Walter Sidler lehrt die Kursteilnehmenden selbstverständlich den Sattler Stil. «Es ist der älteste der vier Schwyzer Narrentänze», erklärt der Fasnächtler. Im Gegensatz zu den anderen können sich die Tänzer dabei fortbewegen. Die Schrittfolge ist relativ einfach. «Wichtig ist es, immer auf den Zehenspitzen zu stehen», erläutert der Chefnüssler. Nur beim Kick berührt die Ferse kurz den Boden. So simpel es tönt, ist es aber nicht. «Ich finde es noch schwierig – ich glaube, ich zähle anders als die anderen», schmunzelt etwa Daniela Schneider. Sie ist nach Sattel ­gezogen, weil ihr Freund, ein angefressener Fasnächtler, dort wohnt, und besucht den Kurs zum ersten Mal. Es sind jedoch auch einige Profinüssler anwesend. Kuno Schuler zum Beispiel frönt dem Narrentanz seit 45 Jahren. Er nimmt am Kurs teil, damit die anderen bei ihm abschauen können. Auch Priska Schaller kann eigentlich schon nüsseln. Sie ist mit ihren Kindern gekommen, damit sie diesen alten Brauch kennen lernen.

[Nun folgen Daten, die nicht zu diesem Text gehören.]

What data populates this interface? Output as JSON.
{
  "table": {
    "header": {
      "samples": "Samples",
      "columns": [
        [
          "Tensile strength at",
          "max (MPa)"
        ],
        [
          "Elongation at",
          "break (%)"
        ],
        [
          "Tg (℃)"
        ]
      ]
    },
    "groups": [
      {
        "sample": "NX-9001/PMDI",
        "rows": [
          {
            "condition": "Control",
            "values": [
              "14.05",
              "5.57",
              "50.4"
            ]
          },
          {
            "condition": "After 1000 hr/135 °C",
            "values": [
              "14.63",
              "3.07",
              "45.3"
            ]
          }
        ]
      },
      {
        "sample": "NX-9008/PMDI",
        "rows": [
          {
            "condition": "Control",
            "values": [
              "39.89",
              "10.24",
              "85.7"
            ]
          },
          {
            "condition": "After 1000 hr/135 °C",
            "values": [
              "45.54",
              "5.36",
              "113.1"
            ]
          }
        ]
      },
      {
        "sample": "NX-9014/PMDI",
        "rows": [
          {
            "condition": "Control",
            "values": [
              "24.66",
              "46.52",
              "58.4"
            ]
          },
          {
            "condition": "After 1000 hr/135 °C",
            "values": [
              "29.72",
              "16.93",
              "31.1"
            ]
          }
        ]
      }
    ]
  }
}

Überraschungsgäste aus Brunnen

Woher diese Tradition stammt, weiss auf Nachfrage keiner genau. Walter Sidler vermutet, dass sie mit den Trommlern bei Kriegen zusammenhängt. Tambour Urs Kryenbühl ergänzt: «Im Militär gab es früher Ordonnanztrommeln und entsprechende Tänze.» Tatsache ist, dass dieser Brauch von Generation zu Generation weitergegeben wird. Schon der Vater von Kryenbühl war als Tambour unterwegs.

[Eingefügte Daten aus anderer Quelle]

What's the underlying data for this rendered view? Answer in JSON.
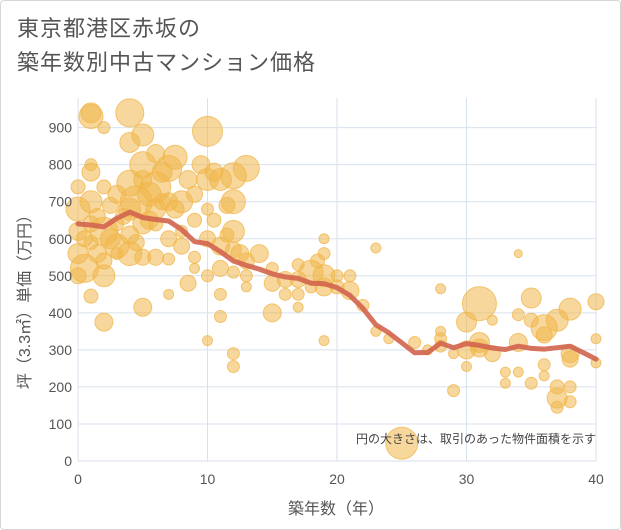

Nach ein paar Übungen an Ort und Stelle tanzt die Gruppe im grossen Kreis. Die Tambouren geben den Takt vor. Trrrm, trrrm, trretem. So viel Konzentration macht durstig. Walter Sidler kündigt eine Pause an. Der Bier­karton leert sich rasch. Plötzlich öffnet sich die Türe und fünf Personen treten ein. Es ist die Überraschung, die Walter Sidler ­eingangs angekündigt hat: Eine Delegation aus Brunnen ist gekommen, um ihren Narrentanz vorzuführen. Die Sattler haben sie dazu eingeladen. «Das wäre früher undenkbar gewesen», verrät Kryenbühl. Die Überzeugung eines jeden Dorfes, den schönsten und richtigsten Stil zu haben, habe gegenseitige Besuche verhindert. Auch heute noch zündet man sich gegenseitig an – jedoch mit Humor.

Der Kurs bereitet die Sattler auf die Strassenfasnacht vor. Dann sind die Nüssler vollständig maskiert und ziehen von Beiz zu Beiz. «Rott» wird diese Gruppe in den Schwyzer Dörfern genannt. Die Wirte offerieren ihnen ein Glas Weisswein, bevor es wieder auf die Strasse und alsbald ins nächste Wirtshaus geht. Neben dem Nüsseln werfen die Maskeraden den Kindern Orangen und Süssigkeiten aus, nehmen Erwachsene auf die Schippe und tanzen mit ihnen zu volkstümlicher Musik. Der Haupttag ist der Schmutzige Donnerstag. Im Gegensatz zu den umliegenden Dörfern findet er in Sattel eine Woche früher statt. Grund dafür ist, dass der offizielle Schmutzige Donnerstag einmal auf den Gedenktag der heiligen Agatha fiel – ein hoher christlicher Feiertag in der Gemeinde Sattel. Der Gemeinderat hat deshalb beschlossen, die Fasnacht eine Woche ­vorzuverlegen. Die zeitliche Verschiebung kommt dem Brauch­tum zugute: Weil die anderen Gemeinden dann nicht feiern, finden jeweils viele Fasnächtler den Weg an den Fuss des Mostelbergs. «Auch viele Heimwehsattler kommen», so Sidler. Vor zwei Jahren fiel der Schmutzige Donnerstag wiederum auf den Aga­thatag. Die Fasnachtsgesellschaft hat deshalb kurzerhand einen Schmutzigen Freitag einberufen. «Damals hatten wir rekordverdächtige 200 Maskeraden in der Rott», erklärt er lachend. Ob heuer alle Nüssler im Gleichtakt tanzen, ist noch offen. «Es wäre natürlich schön, aber wir sind da liberal», sagt Sidler. Hauptsache sei, man komme und mache mit.